The restaurant also offers deer steak every hunting season. But this season, through venison tacos, which can be eaten casually with one hand, the restaurant hopes it can make it easier for customers to enjoy gibier.

Owner and chef Yoshiyuki Uwajima, 47, who gained experience working in French restaurants, says, “Gibier is a common ingredient in French cuisine. Venison is aromatic and easy to eat and has become more popular in recent years in Japan. I hope that those who are usually unwilling to try new things will give it a chance.”

“Wine Bar Bologna” in Shinjuku Ward, Tokyo, began serving Bolognese using wild boar meat for ¥1,680 this autumn. The bar owner says, “Although many people are unfamiliar with wild boar meat, its feral, sweet flavor has been welcomed as something new.”

Courtesy of Gurunavi, Inc.
Bolognese using wild boar meat is served at “Wine Bar Bologna” in Shinjuku Ward, Tokyo.

At Beck’s Coffee Shop, a cafe chain run by East Japan Railway Co., gibier curry rice is offered every fall. The curry is a hit among curious customers trying game for the first time. The cafe chain sold 11,000 plates from September 2023. Servings ended in November.

Although gibier has an image of being served at high-class restaurants or as regional cuisine, it is now being enjoyed in everyday cooking, with products being sold at stores, indicating its spreading popularity. MUJI stores, run by Tokyo-based Ryohin Keikaku Co., has been selling two types of retort pouch curries, one with wild boar and the other with venison, in limited quantities since 2021.

In November, the Agriculture, Forestry and Fisheries Ministry and others set up the website National Gibier Fair 2023 (https://www.gibier-fair.jp/  ). The website showcases a variety of menus, including a ramen chain whose gyoza contains deer meat and a dining bar’s deer shank and root vegetables pot-au-feu. It shares information on about 1,500 restaurants and stores, including e-commerce sites that sell gibier products online.

Lying behind the national government’s efforts to increase consumption of game is the serious damage caused to crops by wildlife. According to the farm ministry, crop damage in fiscal 2022 cost ¥15.6 billion and deer and wild boars accounted for approximately 60% of the total damage.

“We consider captured wild animals as a local resource and would like to make effective use of them for gibier cuisine,” said an official in charge of the nationwide project.

According to the Japan Gibier Promotion Association, an organization based in Nagano, the meat of deer and wild boar is rich in nutrients, such as vitamins and iron.

Norihiko Fujiki, 52, representative director of the association, says, “Deer meat has well-developed lean muscles, so you can fully enjoy its umami. Wild boar meat is sweet, and its melt-in-your-mouth fat is irresistible.”

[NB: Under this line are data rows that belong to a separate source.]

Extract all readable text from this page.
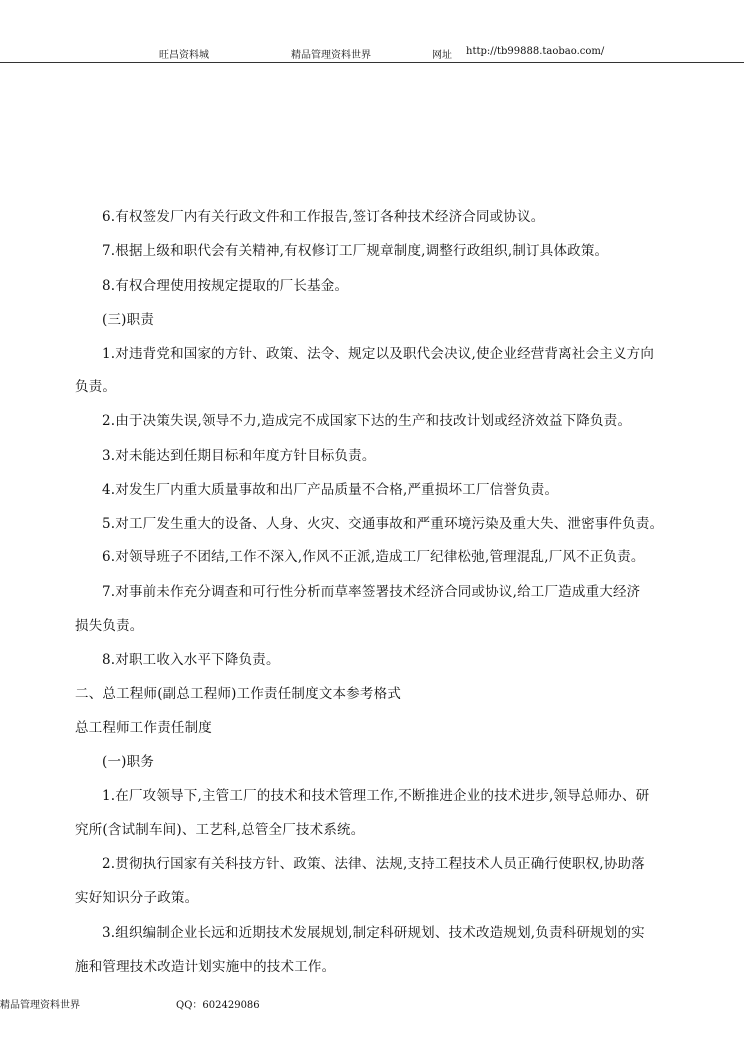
旺昌资料城	精品管理资料世界	网址 http://tb99888.taobao.com/
6.有权签发厂内有关行政文件和工作报告,签订各种技术经济合同或协议。
7.根据上级和职代会有关精神,有权修订工厂规章制度,调整行政组织,制订具体政策。
8.有权合理使用按规定提取的厂长基金。
(三)职责
1.对违背党和国家的方针、政策、法令、规定以及职代会决议,使企业经营背离社会主义方向
负责。
2.由于决策失误,领导不力,造成完不成国家下达的生产和技改计划或经济效益下降负责。
3.对未能达到任期目标和年度方针目标负责。
4.对发生厂内重大质量事故和出厂产品质量不合格,严重损坏工厂信誉负责。
5.对工厂发生重大的设备、人身、火灾、交通事故和严重环境污染及重大失、泄密事件负责。
6.对领导班子不团结,工作不深入,作风不正派,造成工厂纪律松弛,管理混乱,厂风不正负责。
7.对事前未作充分调查和可行性分析而草率签署技术经济合同或协议,给工厂造成重大经济
损失负责。
8.对职工收入水平下降负责。
二、总工程师(副总工程师)工作责任制度文本参考格式
总工程师工作责任制度
(一)职务
1.在厂攻领导下,主管工厂的技术和技术管理工作,不断推进企业的技术进步,领导总师办、研
究所(含试制车间)、工艺科,总管全厂技术系统。
2.贯彻执行国家有关科技方针、政策、法律、法规,支持工程技术人员正确行使职权,协助落
实好知识分子政策。
3.组织编制企业长远和近期技术发展规划,制定科研规划、技术改造规划,负责科研规划的实
施和管理技术改造计划实施中的技术工作。
精品管理资料世界	QQ：602429086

Toshiyuki Ozaki, 41, of Gurunavi, Inc., a Tokyo-based company that runs an online gourmet restaurant guide, said, “The spread of values emphasizing sustainability and the fact that wild game is now sold at chain restaurants and stores close by have increased people’s interest in wild game, particularly among young people, including those in their 20s.”

As wild game has also come to be used in popular South Korean dishes such as bulgogi and bibimbap in Japan, he adds, “The opportunities for people to enjoy gibier cuisine is likely to increase further.”